The World Health Organisation estimates that 30 areas in the UK have fine-particle air pollution levels above 10 micrograms per cubic metre, with another 17 at that limit. Fine-particle air pollution is particularly bad for us, penetrating deep into the lungs and cardiovascular system, causing diseases including stroke, heart disease, lung cancer and respiratory infections.

There is literally a stack of robust evidence which has shown how E10 helps improve air quality. These include:

  • A recent study used by the EU Commission to evaluate the air quality impacts of biofuels showed NOx to be reduced by 34% and non-methane hydrocarbons by 60% when moving from E5 to E10, with E85 offering even further improvements.
  • A study from the University of Melbourne showed that E10 resulted in 18% less NOx, 15% lower hydrocarbons and 26% lower particulates than standard unleaded petrol.
  • A study in Sao Paulo, which has 7m vehicles and the world’s largest gasoline/ethanol flexible-fuel fleet, showed that when motorists used higher levels of ethanol due to lower prices, emissions of dangerous lung-damaging particulates decreased. When ethanol prices increased and drivers used higher levels of gasoline instead, the concentration of nanoparticles increased by 30%. This is the only study to have been done in non-laboratory conditions and shows a clear correlation of ethanol lowering particulates.
  • A Swiss Federal Laboratories study showed that particulate matter emissions from E10 reduced by more than 95% compared to petrol, whilst another MIT study found that they were at least three times lower. The same Swiss study showed that E10 lowered dangerous PAH nanoparticles by up to 96%
  • The recent study used by the EU Commission to evaluate the air quality impacts of biofuels illustrated particulate matter to be reduced by around 7% when moving from E5 to E10.
  • Benzene and Butadiene emissions, both of which are highly carcinogenic, decrease by around 25% with higher levels of ethanol blending in fuel.
  • The use of E10 is widely documented as achieving at least a 25% reduction in carbon monoxide emissions. Ethanol is not carcinogenic, whilst several chemicals contained within petrol are, so bioethanol blending helps to reduce the carcinogens within the fuel.
  • A 5% increase in ethanol blending has shown to reduce the overall cancer risk of a petrol blend by 6.6%
  • Bioethanol is mixed with petrol only, which produces over ten times less NOx pollutants than diesel when tested in real-world conditions
  • The oxygen contained within ethanol helps the fuel to burn better and increases the efficiency of the engine, lowering the hydrocarbons that are released.
  • In its recent report on Improving Air Quality, the DEFRA Select Committee stated that “the Government needs to develop more holistic policies that recognise CO2 reduction and air quality as inter-related issues requiring a joined-up response”

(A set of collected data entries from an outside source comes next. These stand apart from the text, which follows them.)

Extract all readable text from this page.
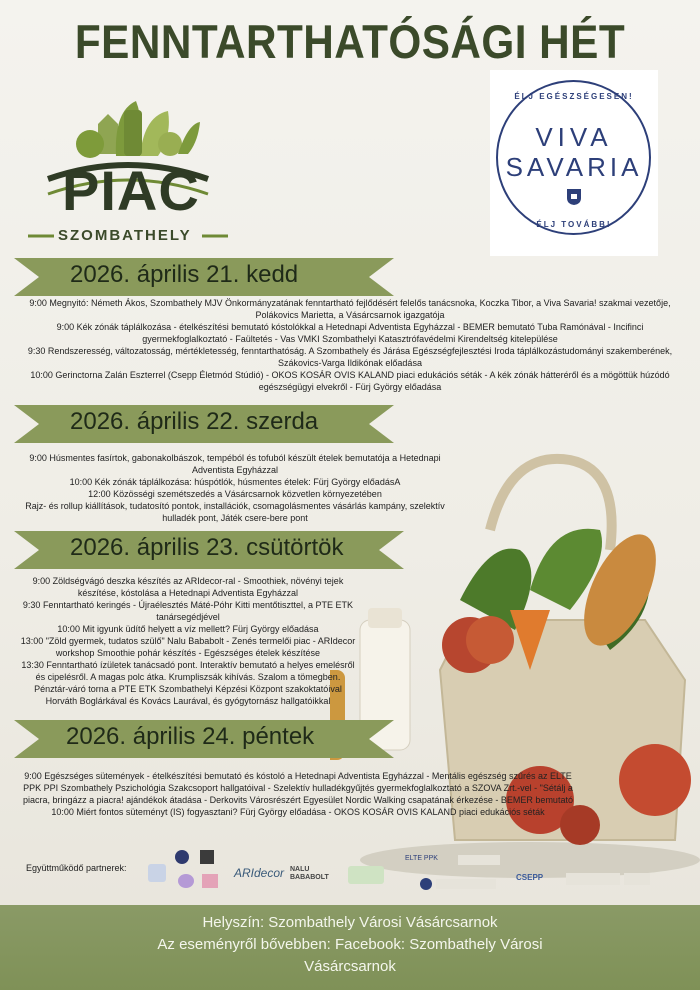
FENNTARTHATÓSÁGI HÉT
PIAC
SZOMBATHELY
ÉLJ EGÉSZSÉGESEN!
VIVA
SAVARIA
ÉLJ TOVÁBB!
2026. április 21. kedd

9:00 Megnyitó: Németh Ákos, Szombathely MJV Önkormányzatának fenntartható fejlődésért felelős tanácsnoka, Koczka Tibor, a Viva Savaria! szakmai vezetője, Polákovics Marietta, a Vásárcsarnok igazgatója

9:00 Kék zónák táplálkozása - ételkészítési bemutató kóstolókkal a Hetednapi Adventista Egyházzal - BEMER bemutató Tuba Ramónával - Incifinci gyermekfoglalkoztató - Faültetés - Vas VMKI Szombathelyi Katasztrófavédelmi Kirendeltség kitelepülése

9:30 Rendszeresség, változatosság, mértékletesség, fenntarthatóság. A Szombathely és Járása Egészségfejlesztési Iroda táplálkozástudományi szakemberének, Szákovics-Varga Ildikónak előadása

10:00 Gerinctorna Zalán Eszterrel (Csepp Életmód Stúdió) - OKOS KOSÁR OVIS KALAND piaci edukációs séták - A kék zónák hátteréről és a mögöttük húzódó egészségügyi elvekről - Fürj György előadása

2026. április 22. szerda

9:00 Húsmentes fasírtok, gabonakolbászok, tempéból és tofuból készült ételek bemutatója a Hetednapi Adventista Egyházzal

10:00 Kék zónák táplálkozása: húspótlók, húsmentes ételek: Fürj György előadásA

12:00 Közösségi szemétszedés a Vásárcsarnok közvetlen környezetében

Rajz- és rollup kiállítások, tudatosító pontok, installációk, csomagolásmentes vásárlás kampány, szelektív hulladék pont, Játék csere-bere pont

2026. április 23. csütörtök

9:00 Zöldségvágó deszka készítés az ARIdecor-ral - Smoothiek, növényi tejek készítése, kóstolása a Hetednapi Adventista Egyházzal

9:30 Fenntartható keringés - Újraélesztés Máté-Póhr Kitti mentőtiszttel, a PTE ETK tanársegédjével

10:00 Mit igyunk üdítő helyett a víz mellett? Fürj György előadása

13:00 "Zöld gyermek, tudatos szülő" Nalu Bababolt - Zenés termelői piac - ARIdecor workshop Smoothie pohár készítés - Egészséges ételek készítése

13:30 Fenntartható ízületek tanácsadó pont. Interaktív bemutató a helyes emelésről és cipelésről. A magas polc átka. Krumpliszsák kihívás. Szalom a tömegben. Pénztár-váró torna a PTE ETK Szombathelyi Képzési Központ szakoktatóival Horváth Boglárkával és Kovács Laurával, és gyógytornász hallgatóikkal

2026. április 24. péntek

9:00 Egészséges sütemények - ételkészítési bemutató és kóstoló a Hetednapi Adventista Egyházzal - Mentális egészség szűrés az ELTE PPK PPI Szombathely Pszichológia Szakcsoport hallgatóival - Szelektív hulladékgyűjtés gyermekfoglalkoztató a SZOVA Zrt.-vel - "Sétálj a piacra, bringázz a piacra! ajándékok átadása - Derkovits Városrészért Egyesület Nordic Walking csapatának érkezése - BEMER bemutató

10:00 Miért fontos süteményt (IS) fogyasztani? Fürj György előadása - OKOS KOSÁR OVIS KALAND piaci edukációs séták

Együttműködő partnerek:	ARIdecor NALU BABABOLT
ELTE PPK
CSEPP

Helyszín: Szombathely Városi Vásárcsarnok

Az eseményről bővebben: Facebook: Szombathely Városi

Vásárcsarnok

Decreasing the amount of petrol burnt every on UK roads would help reduce the UK overall carbon footprint.

Latest figures by the Independent Committee on Climate Change, states that Transport continues to be the largest-emitting sector in the UK and that its going up, accounting for 28% of total Green House Gas emissions in 2018 compared with 27% in 2016.

Using ethanol as a vehicle fuel has measurable greenhouse gas (GHG) emissions benefits when considering the life cycle steps required for gasoline. Carbon dioxide (CO2) released when ethanol is used in vehicles is offset by the CO2 captured when crops used to make the ethanol are grown. As a result, FFVs running on high-level blends of ethanol produce less net CO2 than conventional vehicles per mile traveled.

While moving from E5 to E10 would only see a small improvement, it is still worth doing as a step in the right direction, and one more action every citizen should have the right to take to help combat the UK's carbon problem.